Friday, November 27, 2020

Assisted Living Discussion

By Steve “Stef” Stefanides

For a number of years now the discussions regarding whether or not Marco could support some type of Assisted Living Facility (ALF) for those in need of that service may be reaching a point where a conversation of greater substance might be about to occur.

An ALF is simply defined as housing for those that due to a disability, or for those adults who cannot or chose not to live independently. The resident of an ALF is typically a senior citizen who doesn’t need the more intensive care found in a nursing home. An ALF facility provides one with the necessary support, while allowing them to still maintain a sense of independence.

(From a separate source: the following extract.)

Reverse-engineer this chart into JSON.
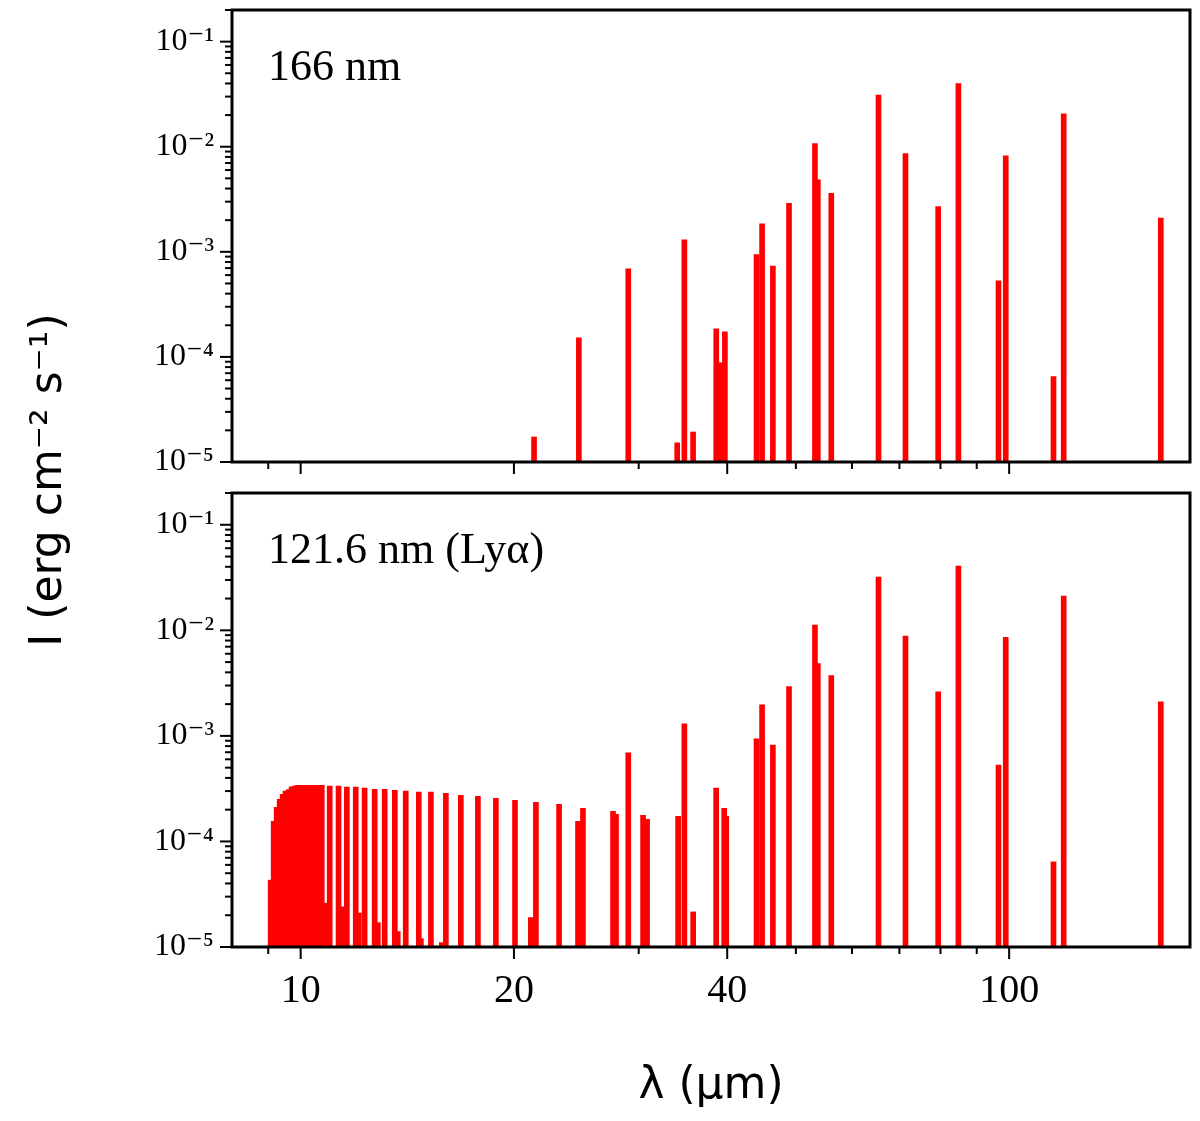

Chancey Design Partnership, along with CRW Development Partners and Watermark Communities have been quietly reviewing the potential for just such an undertaking over the last 18 months on Marco. The two companies have been involved in projects in Tampa, Orlando and the Winter Park area in the past, and Marco Island may present a suitable opportunity for their next venture. Approximately 30% of beds are allocated for “memory care.”

Walt Chancey, representing Chancey Design stated that they have historically built projects that are in the range of 80 to 110 units or more. To be financially viable an 80-unit facility would be the smallest practical for them and they feel they have identified some potential property on the island that might meet those requirements that could house an 85-to 90-unit facility.

Upon the invitation of the city staff they came forward on November 4 to gauge the understanding of the ambiguous language found within the city codes and zoning documents before moving ahead any further.

Their presentation was warmly met by the Planning Board, which peppered them with questions, while receiving a few themselves.

One of the major issues discussed had to do with the vague and unclear nature of how an ALF would be defined for purposes of these discussions. The definitions dealing with “intensity vs. density” was a major factor in those discussions.

Susan Murphy of P&M Consulting felt they could adhere to all of the requirements within the present C3 Zoning, to include any parking prerequisites for an 80-95 unit facility.

City Manager Roger Hernstadt suggested that the board schedule a discussion on whether this would be looked at in regards to how that use would be defined in the future. “The planning staff could bring you back the support information in regards to what latitude you might have in regards to the definitions involved here,” said Hernstadt.

The board would move by consensus to schedule their discussions in the immediate future regarding the definition of terms and the possible need to adjust wording within the Land Development Code to more effectively define those terms.